Estaba en riesgo pero tenía la convicción de que, luego de la travesía, los
médicos de su padre, que eran los mejores de Inglaterra, iban a sacarla
adelante y que el tormento quedaría atrás.
‒Tiene
que pensar en positivo. Nada de disgustos y de malos ratos. Su entorno debe
ayudar ‒le habían dicho en una consulta y también habían aprobado el viaje como
una forma de terapia.
‒Olvidemos
un poco estas cosas, ya tendremos tiempo de hacer balances y diagnósticos. ¿Y
papá?
‒Debe
estar en su habitación ‒respondió Wilson ocupado en explorar sus rincones.
‒Voy
a verlo.
Rebeca
caminó por un pasillo angosto y elegante lleno de puertas y luz tenue.
‒¡Padre!
‒Querida…¿Cómo
te sientes?
‒Bien,
no se preocupe. ¿Cómo está usted? ¿Le gusta? Porque si no está cómodo le busco
otro cuarto ya mismo.
‒No.
Es muy lindo el que me tocó. Tú ocúpate de ti, ¿sí?
‒Papá,
estoy tan feliz. Sólo me haría falta algo que no se compra ni con todo el oro
del mundo.
‒¿Qué? ‒preguntó
Mark con miedo.
‒Un
hijo ‒exclamó Rebeca con cierta melancolía.
‒Ya
vendrán, primero debes curarte. Eres tan joven y tienes que pensar en ti y en
estar bien. Para eso hemos venido, para mimarte.

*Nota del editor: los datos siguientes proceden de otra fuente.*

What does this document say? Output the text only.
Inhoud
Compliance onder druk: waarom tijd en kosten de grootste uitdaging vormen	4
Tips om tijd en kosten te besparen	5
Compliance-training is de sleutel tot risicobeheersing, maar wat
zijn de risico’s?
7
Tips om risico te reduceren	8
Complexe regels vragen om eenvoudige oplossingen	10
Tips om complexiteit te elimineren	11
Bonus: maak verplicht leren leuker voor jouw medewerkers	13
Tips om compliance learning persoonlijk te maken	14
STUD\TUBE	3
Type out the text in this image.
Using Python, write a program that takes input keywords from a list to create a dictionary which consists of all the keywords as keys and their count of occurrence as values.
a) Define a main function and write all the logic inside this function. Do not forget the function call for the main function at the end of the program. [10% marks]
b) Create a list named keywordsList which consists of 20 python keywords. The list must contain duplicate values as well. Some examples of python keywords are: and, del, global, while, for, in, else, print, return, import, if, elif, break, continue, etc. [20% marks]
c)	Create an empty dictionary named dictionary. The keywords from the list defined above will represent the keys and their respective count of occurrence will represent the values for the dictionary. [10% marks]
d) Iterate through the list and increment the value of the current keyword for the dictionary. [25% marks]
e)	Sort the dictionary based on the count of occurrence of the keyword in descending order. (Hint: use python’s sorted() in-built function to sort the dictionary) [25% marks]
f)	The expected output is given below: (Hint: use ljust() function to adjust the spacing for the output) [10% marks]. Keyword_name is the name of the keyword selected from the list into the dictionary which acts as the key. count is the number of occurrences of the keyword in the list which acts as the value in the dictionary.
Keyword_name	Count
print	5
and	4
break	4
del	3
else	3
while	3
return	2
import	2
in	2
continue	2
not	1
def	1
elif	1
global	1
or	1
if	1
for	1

‒Gracias, papá, lo sé ‒le dijo y lo abrazó con amor porque sabía el sacrificio que hacía Mark para estar allí acompañándola como cuando era niña y la llenaba de juguetes para que no llorara porque él se tenía que ir por varios días de viaje de negocios.
‒Sigues
siendo niña para mí.
‒La
nena ‒respondió Rebeca sonriendo‒. Dime… ¿Y esa valija?
Después
de tantos años había descubierto el baúl de su padre, el que llevaba a todos
lados y que el mundo ignoraba, menos Alan Cooper, su nieto.
‒No
te desveles, es algo que cuido, un tesoro, y por eso lo traigo conmigo. No lo
abandono nunca. Algún día, cuando ya no esté en esta tierra, ustedes decidirán
por mí.
‒¡Qué
misterioso eres! No importa, quiero que seas dichoso.
‒Yo
también, hijita. Ahora ve a dormir un poco que el día fue muy largo. Estoy
agotado.
‒Buenas
noches.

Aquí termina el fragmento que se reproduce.